Ruben Palma was born in Chile, in 1954. Thanks to the United Nations and the Danish Embassy in Buenos Aires, he came to Denmark as a political refugee in 1974. He had never written before, when he began writing in Danish in 1985. Last published and performed works: short stories, poems and an opera libretto.

Kutti Revathi is the pen name of Dr. S. Revathi. She has published three books of poetry and is the editor of Panikkudam, a literary quarterly for women’s writing and also the first Tamil feminist magazine. She holds a Bachelors degree in Siddha medicine and surgery, and is currently pursuing her doctoral research in medical anthropology at the Madras Institute of Development Studies in Chennai. Revathi received the Sigaram 15: Faces of Future award for literature from India Today (a Tamil weekly) and was awarded a travel grant in 2005 by the Sahitya Akademi to meet leading literateurs from various parts of the country.

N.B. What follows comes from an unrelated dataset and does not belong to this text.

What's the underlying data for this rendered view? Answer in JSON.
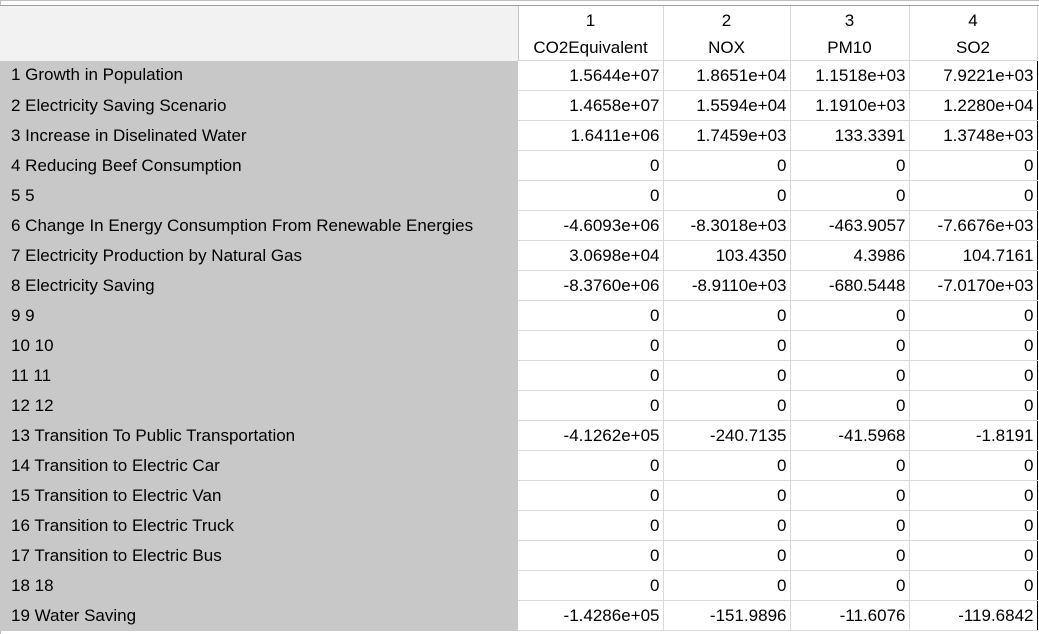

Nilanjana Roy lives in Delhi and is a literary columnist who also writes on gender issues. Her columns currently appear in the Business Standard and the International Herald Tribune. She has spent several decades working extensively in publishing and the media; she was Senior Features Editor at the Business Standard, has been a consulting editor with Outlook and with Man’s World, and was Chief Editor at the publishing house Westland/ Tranquebar. She is the editor of Penguin India’s anthology of food writing, A Matter of Taste, and is working on a collection of essays on reading, How To Read in Indian, to be published soon by HarperCollins India.

Benn Q. Holm works and lives in Copenhagen with wife and three noisy children. Has published ten novels. These days, he is putting the finishing touches on number eleven, Byen og Øen (The City And The Island).